Hayden saw the faraway sadness on Mai’s face. Her younger life may have been different to Yorgi’s, but it held a sad similarity.
“The day outside the car grew colder, darker. They drove and drove and did not speak. But we were used to that. They had no love for life, for us, nor for each other. I think we never knew love, not in the way it should be. In the darkness they stopped, saying the car had broken down. We huddled, some wept. My youngest sister, she was only three years. I was nine, the oldest. I should have… should have…”
Yorgi fought the tears, glaring at the roof as if it held the power to change the past. He thrust out a firm hand before anyone could rise to go to him, but Hayden at least knew this was something he had to get through alone.
“They coaxed us out. They walked for a while. The ice was so hard and cold, it sent out thick deadly waves. I couldn’t understand what they were doing, and then I was too cold to think straight. I saw them turn us around again and again. We were lost and weak, already dying. We were children. We… trusted.”
Hayden closed her eyes. There were no words.

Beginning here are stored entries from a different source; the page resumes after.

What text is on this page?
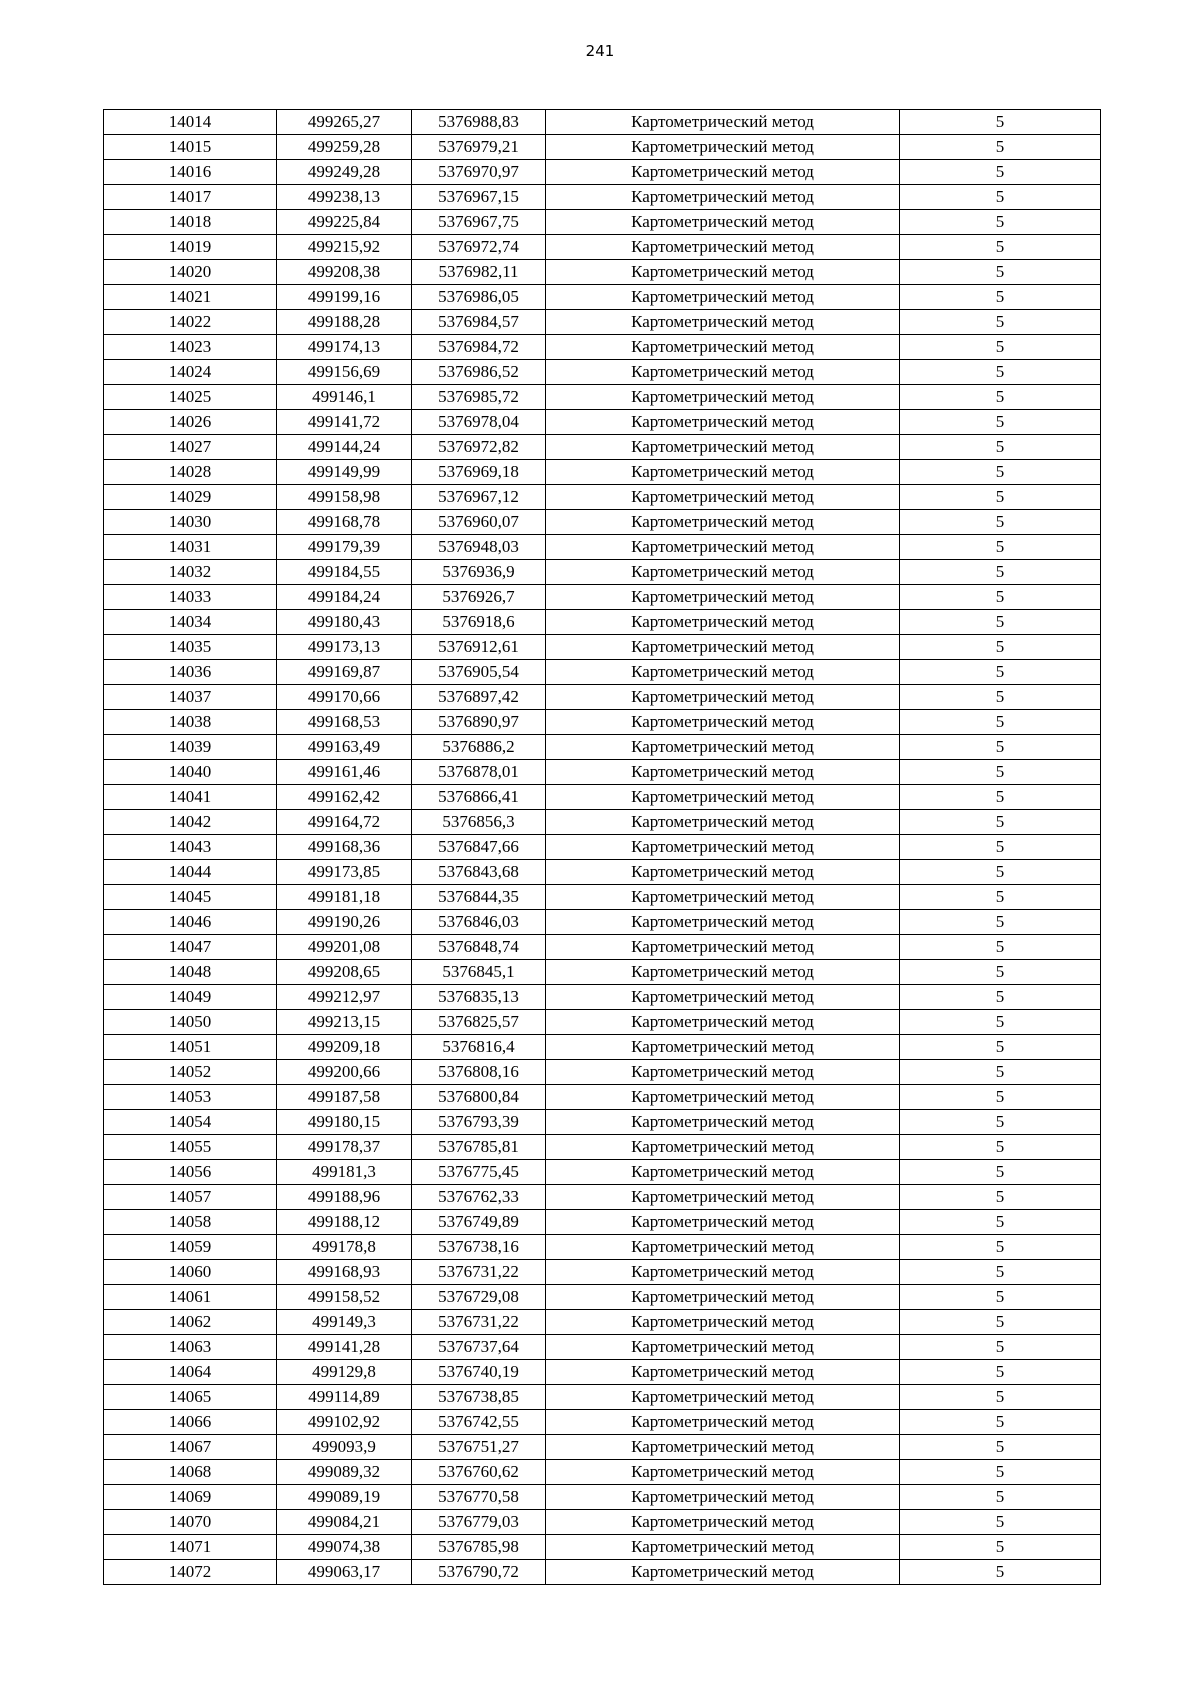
241
14014	499265,27	5376988,83	Картометрический метод	5
14015	499259,28	5376979,21	Картометрический метод	5
14016	499249,28	5376970,97	Картометрический метод	5
14017	499238,13	5376967,15	Картометрический метод	5
14018	499225,84	5376967,75	Картометрический метод	5
14019	499215,92	5376972,74	Картометрический метод	5
14020	499208,38	5376982,11	Картометрический метод	5
14021	499199,16	5376986,05	Картометрический метод	5
14022	499188,28	5376984,57	Картометрический метод	5
14023	499174,13	5376984,72	Картометрический метод	5
14024	499156,69	5376986,52	Картометрический метод	5
14025	499146,1	5376985,72	Картометрический метод	5
14026	499141,72	5376978,04	Картометрический метод	5
14027	499144,24	5376972,82	Картометрический метод	5
14028	499149,99	5376969,18	Картометрический метод	5
14029	499158,98	5376967,12	Картометрический метод	5
14030	499168,78	5376960,07	Картометрический метод	5
14031	499179,39	5376948,03	Картометрический метод	5
14032	499184,55	5376936,9	Картометрический метод	5
14033	499184,24	5376926,7	Картометрический метод	5
14034	499180,43	5376918,6	Картометрический метод	5
14035	499173,13	5376912,61	Картометрический метод	5
14036	499169,87	5376905,54	Картометрический метод	5
14037	499170,66	5376897,42	Картометрический метод	5
14038	499168,53	5376890,97	Картометрический метод	5
14039	499163,49	5376886,2	Картометрический метод	5
14040	499161,46	5376878,01	Картометрический метод	5
14041	499162,42	5376866,41	Картометрический метод	5
14042	499164,72	5376856,3	Картометрический метод	5
14043	499168,36	5376847,66	Картометрический метод	5
14044	499173,85	5376843,68	Картометрический метод	5
14045	499181,18	5376844,35	Картометрический метод	5
14046	499190,26	5376846,03	Картометрический метод	5
14047	499201,08	5376848,74	Картометрический метод	5
14048	499208,65	5376845,1	Картометрический метод	5
14049	499212,97	5376835,13	Картометрический метод	5
14050	499213,15	5376825,57	Картометрический метод	5
14051	499209,18	5376816,4	Картометрический метод	5
14052	499200,66	5376808,16	Картометрический метод	5
14053	499187,58	5376800,84	Картометрический метод	5
14054	499180,15	5376793,39	Картометрический метод	5
14055	499178,37	5376785,81	Картометрический метод	5
14056	499181,3	5376775,45	Картометрический метод	5
14057	499188,96	5376762,33	Картометрический метод	5
14058	499188,12	5376749,89	Картометрический метод	5
14059	499178,8	5376738,16	Картометрический метод	5
14060	499168,93	5376731,22	Картометрический метод	5
14061	499158,52	5376729,08	Картометрический метод	5
14062	499149,3	5376731,22	Картометрический метод	5
14063	499141,28	5376737,64	Картометрический метод	5
14064	499129,8	5376740,19	Картометрический метод	5
14065	499114,89	5376738,85	Картометрический метод	5
14066	499102,92	5376742,55	Картометрический метод	5
14067	499093,9	5376751,27	Картометрический метод	5
14068	499089,32	5376760,62	Картометрический метод	5
14069	499089,19	5376770,58	Картометрический метод	5
14070	499084,21	5376779,03	Картометрический метод	5
14071	499074,38	5376785,98	Картометрический метод	5
14072	499063,17	5376790,72	Картометрический метод	5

“Obviously, they found car. They drove away. We… well we died… one by one.” Yorgi still could not clearly articulate the details. Only the heartbroken misery scored into his face revealed the truth of it.
“I was only survivor. I was strongest. I tried. I carried and dragged and cuddled, but I failed. I failed them all. I saw life leaving every one of my brothers and sisters and I vowed to survive. Their deaths gave me strength, as if their departed spirits joined mine. I hope they did. Still do. I believe they’re still with me. I survived a Russian prison. I survived Matt Drake,” he managed a weak smile, “and breaking him out.”